Ah, but Your Land Is Beautiful
- First US edition (publ. Scribner)
- Author: Alan Paton
- Publisher: Jonathan Cape (UK) Scribner (US)
- Publication date: 1981
- Pages: 271
- ISBN: 978-0-14-006478-0
- OCLC: 20717293

= Ah, but Your Land Is Beautiful =

1983 novel by Alan Paton

Ah, But Your Land Is Beautiful (1981) is the third and final novel by South African author Alan Paton. Ah, But Your Land is Beautiful is set in the 1950s, after apartheid was established in postwar South Africa. The historical novel explores fictional characters interacting with historical figures working to resist these laws.

Paton's previous novel, Too Late the Phalarope was published twenty-eight years earlier in 1953. Paton originally conceived of the book as the first part of a trilogy.

The novel was first published by Jonathan Cape in 1981.

==Background==

In this novel, set in the years 1952 to 1958, Paton drew from his years working as a political activist against apartheid. He also based it on his time as the president of the Liberal Party of South Africa. In the foreword, Paton says that the book contains both real (historic) and fictitious characters.

Two persons he references were still living at the time of his writing: Helen Joseph and Archbishop Trevor Huddleston. Each gave permission to Paton to introduce them, without requiring to see his text.

He noted that other real persons, who had died by the time of publication, were Albert Lutuli, Dr. Monty Naicker, Patrick Duncan, Advocate Donald Barkly Molteno, and Archbishop Geoffrey Clayton.

==Plot summary==
The novel has multiple storylines that alternate with one another. They are related to the experiences of Paton and associates in resisting National Party rule in South Africa during the 1950s.

Prem Bodasingh is an Indian South African and a bright and talented high school student in Durban. She risks her future by her involvement in the Defiance Campaign by sitting in an area of the public library reserves for whites. She becomes romantically involved with Hugh Mainwaring, a young white student leader who joins the Defiance Campaign. Both risk prosecution under the Immorality Act forbidding interracial relationships.

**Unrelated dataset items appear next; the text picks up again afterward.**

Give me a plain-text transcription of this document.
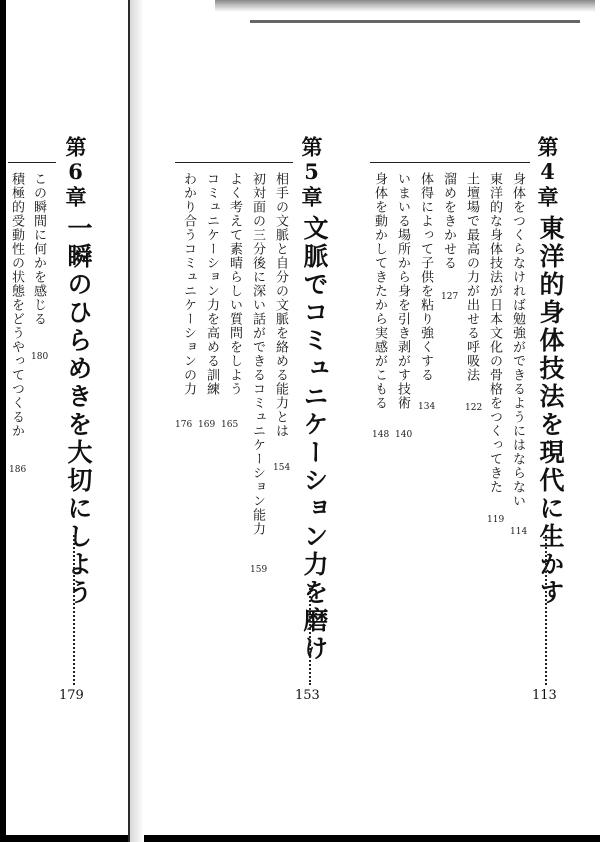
第4章
東洋的身体技法を現代に生かす
113
身体をつくらなければ勉強ができるようにはならない
114
東洋的な身体技法が日本文化の骨格をつくってきた
119
土壇場で最高の力が出せる呼吸法
122
溜めをきかせる
127
体得によって子供を粘り強くする
134
いまいる場所から身を引き剥がす技術
140
身体を動かしてきたから実感がこもる
148
第5章
文脈でコミュニケーション力を磨け
153
相手の文脈と自分の文脈を絡める能力とは
154
初対面の三分後に深い話ができるコミュニケーション能力
159
よく考えて素晴らしい質問をしよう
165
コミュニケーション力を高める訓練
169
わかり合うコミュニケーションの力
176
第6章
一瞬のひらめきを大切にしよう
179
この瞬間に何かを感じる
180
積極的受動性の状態をどうやってつくるか
186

Robert Mansfield is a handsome and revered former Springboks rugby player and now a popular headmaster. He took his students to play cricket against black African students at a local school. However, the Ministry of Education later decided that racially mixed school functions should be forbidden. In disagreement with the issue, Mansfield resigns from his position at the school to follow his conscience and join the Liberal Party. Angered by what they perceive as his betrayal, he begins to receive disturbing letters and death threats from right wing fringe groups and individuals.

Lodewyk Prinsloo, a respected white railway clerk sees his life disintegrate when the South African police inform him that he is Coloured. He loses his livelihood and his family as the news reverberates.

The novel is divided into six parts:

Part One: The Defiance Campaign
Part Two: The Cleft Stick
Part Three: Come Back, Africa
Part Four: Death of a Traitor
Part Five: The Holy Church of Zion
Part Six: Into the Golden Age

==Reception==
Nadine Gordimer reviewed the novel for The New Republic: "One cannot read this book without the total absorption of its truth and admiration for the artistic truth into which that has been transposed...This one is achieved with shining intelligence and acerbity, a young man's book with the advantage of an old man's experience of the battle with life and words."